Which is cheaper, GLM-5.1 or Kimi K2.6?

Kimi K2.6 is cheaper on tracked token pricing. GLM-5.1 costs $1.05/1M input and $3.5/1M output tokens. Kimi K2.6 costs $0.75/1M input and $3.5/1M output tokens. Provider discounts or batch pricing can still change the final bill.

Is GLM-5.1 or Kimi K2.6 open source?

GLM-5.1 is listed under MIT. Kimi K2.6 is listed under Open Source. License labels affect whether you can self-host, redistribute weights, or rely only on hosted APIs, so confirm the upstream license before deployment.

Which is better for vision, GLM-5.1 or Kimi K2.6?

Kimi K2.6 has the clearer documented vision signal in this comparison. If vision is mission-critical, validate it against the provider endpoint because model-level support and API-level exposure can differ. Use this as a quick comparison signal, then confirm the provider-specific limits before committing to production.

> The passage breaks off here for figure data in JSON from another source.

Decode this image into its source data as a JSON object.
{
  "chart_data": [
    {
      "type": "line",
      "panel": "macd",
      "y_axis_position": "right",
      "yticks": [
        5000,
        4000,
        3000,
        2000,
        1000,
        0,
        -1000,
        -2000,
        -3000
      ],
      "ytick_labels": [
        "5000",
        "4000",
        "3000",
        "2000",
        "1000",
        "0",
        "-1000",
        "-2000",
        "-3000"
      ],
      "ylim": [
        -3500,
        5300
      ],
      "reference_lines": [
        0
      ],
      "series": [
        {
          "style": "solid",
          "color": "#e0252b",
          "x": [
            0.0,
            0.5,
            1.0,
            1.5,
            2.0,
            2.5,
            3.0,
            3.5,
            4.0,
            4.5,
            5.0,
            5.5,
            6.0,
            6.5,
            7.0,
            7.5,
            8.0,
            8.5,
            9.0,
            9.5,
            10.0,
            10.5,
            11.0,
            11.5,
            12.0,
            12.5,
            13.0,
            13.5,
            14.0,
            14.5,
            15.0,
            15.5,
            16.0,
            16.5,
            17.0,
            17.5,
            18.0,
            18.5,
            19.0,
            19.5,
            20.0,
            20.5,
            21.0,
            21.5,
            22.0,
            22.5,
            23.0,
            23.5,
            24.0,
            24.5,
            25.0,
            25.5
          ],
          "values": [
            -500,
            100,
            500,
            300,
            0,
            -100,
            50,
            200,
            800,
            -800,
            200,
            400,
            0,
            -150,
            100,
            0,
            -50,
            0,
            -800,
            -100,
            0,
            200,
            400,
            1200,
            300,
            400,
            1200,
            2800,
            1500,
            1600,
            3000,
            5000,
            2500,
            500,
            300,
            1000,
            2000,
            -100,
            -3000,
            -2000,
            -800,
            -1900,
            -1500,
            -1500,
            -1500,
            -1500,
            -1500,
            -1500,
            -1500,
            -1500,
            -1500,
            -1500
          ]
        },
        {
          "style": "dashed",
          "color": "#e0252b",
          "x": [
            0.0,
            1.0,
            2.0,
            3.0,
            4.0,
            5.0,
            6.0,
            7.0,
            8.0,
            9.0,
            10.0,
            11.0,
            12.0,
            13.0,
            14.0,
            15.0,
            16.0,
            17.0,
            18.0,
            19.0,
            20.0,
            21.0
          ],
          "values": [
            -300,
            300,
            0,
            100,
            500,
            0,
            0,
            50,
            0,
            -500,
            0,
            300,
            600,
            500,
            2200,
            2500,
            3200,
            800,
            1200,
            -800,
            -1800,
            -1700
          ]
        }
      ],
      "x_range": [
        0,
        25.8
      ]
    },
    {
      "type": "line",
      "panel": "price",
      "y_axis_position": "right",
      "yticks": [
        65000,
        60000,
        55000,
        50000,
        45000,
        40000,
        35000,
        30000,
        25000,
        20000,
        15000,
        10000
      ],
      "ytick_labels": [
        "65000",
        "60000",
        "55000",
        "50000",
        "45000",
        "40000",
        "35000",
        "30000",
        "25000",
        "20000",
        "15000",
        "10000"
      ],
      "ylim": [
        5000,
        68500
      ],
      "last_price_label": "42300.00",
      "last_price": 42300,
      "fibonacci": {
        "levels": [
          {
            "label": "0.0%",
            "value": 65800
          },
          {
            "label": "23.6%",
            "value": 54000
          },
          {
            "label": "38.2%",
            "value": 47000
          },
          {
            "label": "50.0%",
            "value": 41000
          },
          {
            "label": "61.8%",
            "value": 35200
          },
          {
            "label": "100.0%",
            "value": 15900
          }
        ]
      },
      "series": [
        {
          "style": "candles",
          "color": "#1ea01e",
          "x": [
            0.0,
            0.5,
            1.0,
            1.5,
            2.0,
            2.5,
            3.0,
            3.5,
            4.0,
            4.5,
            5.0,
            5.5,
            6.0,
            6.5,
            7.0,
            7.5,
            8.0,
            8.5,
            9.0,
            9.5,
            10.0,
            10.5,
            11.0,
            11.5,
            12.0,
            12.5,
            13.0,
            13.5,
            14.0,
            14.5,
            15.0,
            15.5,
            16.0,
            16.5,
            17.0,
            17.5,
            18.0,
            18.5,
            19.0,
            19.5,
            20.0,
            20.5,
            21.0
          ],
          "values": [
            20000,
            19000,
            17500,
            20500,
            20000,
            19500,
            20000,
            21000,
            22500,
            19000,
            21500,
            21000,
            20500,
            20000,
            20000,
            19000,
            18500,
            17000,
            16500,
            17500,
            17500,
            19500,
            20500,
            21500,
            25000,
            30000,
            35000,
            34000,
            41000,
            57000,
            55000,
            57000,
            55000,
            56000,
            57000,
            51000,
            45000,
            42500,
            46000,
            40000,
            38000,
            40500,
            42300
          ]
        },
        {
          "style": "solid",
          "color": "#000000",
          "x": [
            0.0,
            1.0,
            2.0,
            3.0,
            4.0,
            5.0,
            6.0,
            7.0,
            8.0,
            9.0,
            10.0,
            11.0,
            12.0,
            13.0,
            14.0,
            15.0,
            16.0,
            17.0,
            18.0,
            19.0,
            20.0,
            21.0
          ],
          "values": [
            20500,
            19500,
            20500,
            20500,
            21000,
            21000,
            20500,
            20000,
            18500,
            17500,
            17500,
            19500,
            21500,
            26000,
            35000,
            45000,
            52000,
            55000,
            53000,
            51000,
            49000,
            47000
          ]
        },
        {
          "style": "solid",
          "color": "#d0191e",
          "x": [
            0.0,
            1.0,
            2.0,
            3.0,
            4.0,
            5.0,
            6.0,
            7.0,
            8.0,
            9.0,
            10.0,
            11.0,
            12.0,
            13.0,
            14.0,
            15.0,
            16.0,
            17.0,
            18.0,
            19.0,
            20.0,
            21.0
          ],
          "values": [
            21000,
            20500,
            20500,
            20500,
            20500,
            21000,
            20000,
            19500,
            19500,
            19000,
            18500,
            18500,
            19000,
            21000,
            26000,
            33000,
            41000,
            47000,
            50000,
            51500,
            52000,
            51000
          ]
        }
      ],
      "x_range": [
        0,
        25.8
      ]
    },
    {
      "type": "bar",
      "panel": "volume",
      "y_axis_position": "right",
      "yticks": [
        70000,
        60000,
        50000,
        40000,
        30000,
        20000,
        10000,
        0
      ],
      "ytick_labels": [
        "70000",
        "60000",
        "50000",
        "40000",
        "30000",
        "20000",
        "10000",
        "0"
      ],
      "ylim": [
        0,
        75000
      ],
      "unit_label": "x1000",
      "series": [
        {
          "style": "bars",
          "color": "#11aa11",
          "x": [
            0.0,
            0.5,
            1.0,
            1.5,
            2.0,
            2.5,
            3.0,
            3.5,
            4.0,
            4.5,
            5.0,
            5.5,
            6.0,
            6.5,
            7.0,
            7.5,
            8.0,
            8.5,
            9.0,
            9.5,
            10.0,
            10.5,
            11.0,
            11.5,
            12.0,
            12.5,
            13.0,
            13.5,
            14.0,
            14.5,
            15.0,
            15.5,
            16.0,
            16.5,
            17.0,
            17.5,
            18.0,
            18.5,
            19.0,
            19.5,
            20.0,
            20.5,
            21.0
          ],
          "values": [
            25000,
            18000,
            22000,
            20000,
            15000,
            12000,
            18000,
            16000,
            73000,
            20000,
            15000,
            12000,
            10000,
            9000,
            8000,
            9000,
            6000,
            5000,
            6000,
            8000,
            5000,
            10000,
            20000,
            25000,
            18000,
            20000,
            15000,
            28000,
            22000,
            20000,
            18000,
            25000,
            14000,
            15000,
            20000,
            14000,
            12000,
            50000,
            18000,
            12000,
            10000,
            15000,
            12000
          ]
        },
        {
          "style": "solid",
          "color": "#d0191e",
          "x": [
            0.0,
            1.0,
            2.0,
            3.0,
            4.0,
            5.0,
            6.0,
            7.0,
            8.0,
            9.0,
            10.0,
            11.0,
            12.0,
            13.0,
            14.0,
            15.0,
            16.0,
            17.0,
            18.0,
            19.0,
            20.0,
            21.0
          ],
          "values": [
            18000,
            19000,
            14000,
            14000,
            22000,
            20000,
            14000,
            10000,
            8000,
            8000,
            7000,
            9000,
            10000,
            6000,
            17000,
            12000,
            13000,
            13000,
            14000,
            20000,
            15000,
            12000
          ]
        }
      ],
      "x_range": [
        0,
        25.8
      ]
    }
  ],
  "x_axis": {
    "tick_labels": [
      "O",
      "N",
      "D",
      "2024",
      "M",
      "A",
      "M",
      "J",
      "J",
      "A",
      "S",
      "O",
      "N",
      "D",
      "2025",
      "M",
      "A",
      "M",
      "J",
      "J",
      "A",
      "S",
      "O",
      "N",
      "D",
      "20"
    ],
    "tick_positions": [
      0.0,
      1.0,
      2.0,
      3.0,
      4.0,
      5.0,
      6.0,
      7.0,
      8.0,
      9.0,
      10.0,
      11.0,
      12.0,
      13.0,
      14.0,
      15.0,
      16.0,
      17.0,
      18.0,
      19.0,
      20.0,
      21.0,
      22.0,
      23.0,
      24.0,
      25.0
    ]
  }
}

Which is better for multimodal input, GLM-5.1 or Kimi K2.6?

Kimi K2.6 has the clearer documented multimodal input signal in this comparison. If multimodal input is mission-critical, validate it against the provider endpoint because model-level support and API-level exposure can differ.

Where can I run GLM-5.1 and Kimi K2.6?

GLM-5.1 is available on Z.ai, OpenRouter, and Fireworks AI. Kimi K2.6 is available on NVIDIA NIM, Moonshot AI Kimi, Fireworks AI, OpenRouter, and Microsoft Foundry. Provider coverage can affect latency, region availability, compliance posture, and fallback options.

Continue comparing

Last reviewed: 2026-05-16. Data sourced from public model cards and provider documentation.